Un aliment qui n’est pas obligatoire

Malgré cet isolement, l’Anses maintient son avis et son principe de précaution. Elle estime nécessaire de réduire les taux d’isoflavones dans les produits contenant du soja, qui peuvent varier en fonction de «la variété, des conditions de culture et du degré de maturité de la plante, ainsi que des procédés de fabrication ou de la formulation des recettes.» L’Agence recommande donc aux industriels de revoir leurs techniques agronomiques et leurs formules.

La diététicienne Marie-Gabrielle Domizi estime qu’il n’y a pas de danger avéré à consommer du soja, quelle que soit la population concernée, mais elle comprend les inquiétudes. «Si je n’arrive pas à rassurer un patient, je lui indique que, dans tous les cas, le soja n’est pas obligatoire.

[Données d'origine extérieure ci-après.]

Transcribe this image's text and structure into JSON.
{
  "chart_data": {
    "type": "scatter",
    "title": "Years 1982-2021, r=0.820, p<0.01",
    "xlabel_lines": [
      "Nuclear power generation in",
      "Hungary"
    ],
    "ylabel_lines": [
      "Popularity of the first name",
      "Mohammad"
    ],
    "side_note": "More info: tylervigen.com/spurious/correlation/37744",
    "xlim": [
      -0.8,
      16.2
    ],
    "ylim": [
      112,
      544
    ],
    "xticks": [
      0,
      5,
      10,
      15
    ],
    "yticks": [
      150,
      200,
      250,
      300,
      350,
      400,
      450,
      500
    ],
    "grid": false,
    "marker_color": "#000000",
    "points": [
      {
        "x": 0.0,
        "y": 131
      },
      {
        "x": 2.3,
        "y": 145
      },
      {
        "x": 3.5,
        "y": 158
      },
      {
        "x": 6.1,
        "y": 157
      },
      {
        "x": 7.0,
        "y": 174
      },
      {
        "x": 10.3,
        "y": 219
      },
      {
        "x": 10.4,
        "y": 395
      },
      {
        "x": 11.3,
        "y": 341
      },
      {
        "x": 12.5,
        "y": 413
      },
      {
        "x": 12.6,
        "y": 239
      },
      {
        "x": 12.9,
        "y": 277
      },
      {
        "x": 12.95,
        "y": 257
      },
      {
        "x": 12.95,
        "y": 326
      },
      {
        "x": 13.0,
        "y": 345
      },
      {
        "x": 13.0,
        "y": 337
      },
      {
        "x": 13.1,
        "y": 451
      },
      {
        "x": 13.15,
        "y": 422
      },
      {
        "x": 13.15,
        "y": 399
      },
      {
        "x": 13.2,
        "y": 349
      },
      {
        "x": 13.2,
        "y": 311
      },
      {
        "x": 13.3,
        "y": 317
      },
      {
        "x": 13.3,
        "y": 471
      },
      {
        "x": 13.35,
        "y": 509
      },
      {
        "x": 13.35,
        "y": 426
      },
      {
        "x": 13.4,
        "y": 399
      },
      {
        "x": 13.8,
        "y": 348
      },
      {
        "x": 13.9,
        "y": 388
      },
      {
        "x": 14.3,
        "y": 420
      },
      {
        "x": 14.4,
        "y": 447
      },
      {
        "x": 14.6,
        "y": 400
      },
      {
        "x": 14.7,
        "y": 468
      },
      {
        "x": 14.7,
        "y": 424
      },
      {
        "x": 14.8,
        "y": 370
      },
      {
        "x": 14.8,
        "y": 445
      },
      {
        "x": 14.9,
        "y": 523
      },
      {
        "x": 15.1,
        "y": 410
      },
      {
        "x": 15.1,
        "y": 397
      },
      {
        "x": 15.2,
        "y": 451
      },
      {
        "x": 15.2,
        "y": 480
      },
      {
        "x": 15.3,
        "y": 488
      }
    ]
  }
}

On peut le remplacer par de nombreuses autres légumineuses. Il ne faudrait pas que ces craintes empêchent les gens de végétaliser davantage leur alimentation.»

En plus de leur intérêt environnemental, les régimes végétariens et végétaliens ont en effet plusieurs conséquences bénéfiques sur la santé, comme une diminution des risques de développer du diabète ou certains cancers. Et ça, c’est l’Anses elle-même qui le dit.